Iron-ore slides closer to $90 with China’s steel demand at risk

4th September 2024 By: Bloomberg

Iron-ore slides closer to $90 with China’s steel demand at risk

Iron-ore edged closer to its lowest since 2022 as the steelmaking material extended a selloff on fears for China’s crisis-wracked steel industry.

Futures in Singapore fell 1.5% to $92.20 a ton by 3:06 p.m. to head for a fourth daily decline. There’s been little sign yet that tough conditions for Chinese steel mills — oversupply, soft prices and weak profits — are improving as the world’s biggest steel industry faces up to long-term challenges.
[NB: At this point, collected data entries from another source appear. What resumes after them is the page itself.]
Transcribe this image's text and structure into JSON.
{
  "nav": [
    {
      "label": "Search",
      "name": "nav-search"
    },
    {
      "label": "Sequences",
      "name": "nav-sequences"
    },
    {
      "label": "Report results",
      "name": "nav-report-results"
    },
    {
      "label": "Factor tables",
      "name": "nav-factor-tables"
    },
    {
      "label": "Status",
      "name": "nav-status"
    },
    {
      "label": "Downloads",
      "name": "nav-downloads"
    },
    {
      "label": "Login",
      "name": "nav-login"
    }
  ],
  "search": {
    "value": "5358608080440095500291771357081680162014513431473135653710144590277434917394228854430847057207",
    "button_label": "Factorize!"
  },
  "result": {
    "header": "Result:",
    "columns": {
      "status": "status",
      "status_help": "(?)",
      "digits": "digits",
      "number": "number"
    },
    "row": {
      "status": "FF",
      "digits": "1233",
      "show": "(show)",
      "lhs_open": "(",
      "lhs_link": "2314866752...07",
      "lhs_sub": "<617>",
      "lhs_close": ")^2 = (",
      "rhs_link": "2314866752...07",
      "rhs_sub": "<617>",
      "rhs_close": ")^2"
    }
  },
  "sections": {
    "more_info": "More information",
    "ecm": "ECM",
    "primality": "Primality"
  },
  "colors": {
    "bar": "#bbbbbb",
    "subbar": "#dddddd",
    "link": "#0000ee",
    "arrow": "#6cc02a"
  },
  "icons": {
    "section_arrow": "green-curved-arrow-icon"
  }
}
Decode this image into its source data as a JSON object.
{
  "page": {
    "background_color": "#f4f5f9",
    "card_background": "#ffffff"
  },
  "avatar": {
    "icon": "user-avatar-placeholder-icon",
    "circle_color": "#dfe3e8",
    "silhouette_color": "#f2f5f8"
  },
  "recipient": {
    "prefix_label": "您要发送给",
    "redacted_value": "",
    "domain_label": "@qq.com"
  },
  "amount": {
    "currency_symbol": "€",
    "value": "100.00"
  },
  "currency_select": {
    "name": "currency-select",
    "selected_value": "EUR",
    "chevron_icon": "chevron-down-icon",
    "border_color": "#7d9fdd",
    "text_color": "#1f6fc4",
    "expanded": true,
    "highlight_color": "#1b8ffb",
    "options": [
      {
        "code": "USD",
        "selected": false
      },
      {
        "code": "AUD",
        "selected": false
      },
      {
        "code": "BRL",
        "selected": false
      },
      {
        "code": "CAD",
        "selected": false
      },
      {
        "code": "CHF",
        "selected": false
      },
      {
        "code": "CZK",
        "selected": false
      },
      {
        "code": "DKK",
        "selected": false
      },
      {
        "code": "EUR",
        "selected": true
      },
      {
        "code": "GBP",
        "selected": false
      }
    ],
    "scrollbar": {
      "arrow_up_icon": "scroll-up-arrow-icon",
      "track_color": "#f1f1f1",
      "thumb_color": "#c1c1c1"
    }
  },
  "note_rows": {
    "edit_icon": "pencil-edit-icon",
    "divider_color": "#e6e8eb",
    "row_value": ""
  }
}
Spot steel prices have dropped again this week, piling even more pressure on steelmakers that posted heavy losses in the year’s first half. A majority of global banks expect China’s economy to miss the government’s 5% growth target this year with Beijing avoiding any large-scale stimulus.

This summer’s steel crisis has prompted China’s biggest steelmakers to warn that the industry must adjust to a new era in which demand is expected to decline. That puts iron ore at risk after a long and lucrative era for top global miners including BHP Group and Rio Tinto.
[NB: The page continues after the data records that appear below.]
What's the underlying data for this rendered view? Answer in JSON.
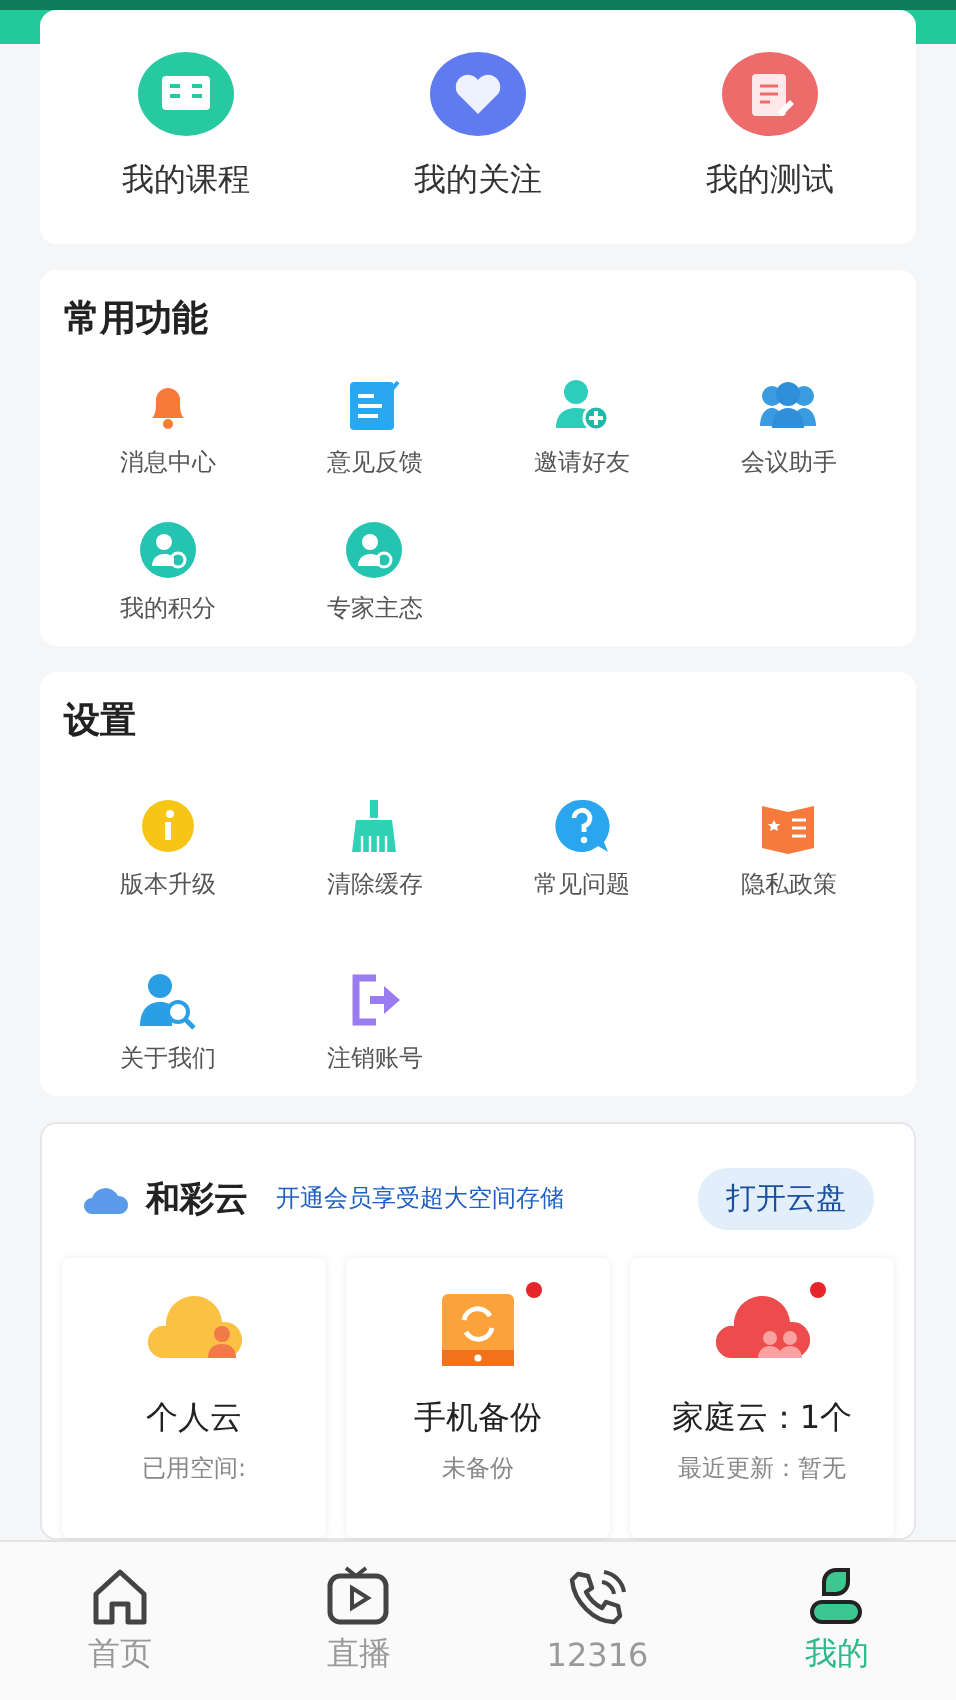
{
  "shortcuts": [
    {
      "label": "我的课程"
    },
    {
      "label": "我的关注"
    },
    {
      "label": "我的测试"
    }
  ],
  "common": {
    "title": "常用功能",
    "items": [
      {
        "label": "消息中心"
      },
      {
        "label": "意见反馈"
      },
      {
        "label": "邀请好友"
      },
      {
        "label": "会议助手"
      },
      {
        "label": "我的积分"
      },
      {
        "label": "专家主态"
      }
    ]
  },
  "settings": {
    "title": "设置",
    "items": [
      {
        "label": "版本升级"
      },
      {
        "label": "清除缓存"
      },
      {
        "label": "常见问题"
      },
      {
        "label": "隐私政策"
      },
      {
        "label": "关于我们"
      },
      {
        "label": "注销账号"
      }
    ]
  },
  "cloud": {
    "name": "和彩云",
    "promo": "开通会员享受超大空间存储",
    "button": "打开云盘",
    "items": [
      {
        "title": "个人云",
        "subtitle": "已用空间:",
        "unread": false
      },
      {
        "title": "手机备份",
        "subtitle": "未备份",
        "unread": true
      },
      {
        "title": "家庭云：1个",
        "subtitle": "最近更新：暂无",
        "unread": true
      }
    ]
  },
  "tabs": [
    {
      "label": "首页",
      "selected": false
    },
    {
      "label": "直播",
      "selected": false
    },
    {
      "label": "12316",
      "selected": false
    },
    {
      "label": "我的",
      "selected": true
    }
  ]
}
“Demand for steel in China, the world’s biggest producer, appears set to slip,” Bloomberg Intelligence analysts Richard Bourke and Grant Sporre wrote in a note. They see Chinese steel consumption ultimately fading to between 70% and 80% of its peak, in line with historic trends for other major economies.

The fresh slump for iron ore follows a short-lived rebound above $100 a ton last week, which some observers said was unlikely to last given pressure on steel mills to cut output.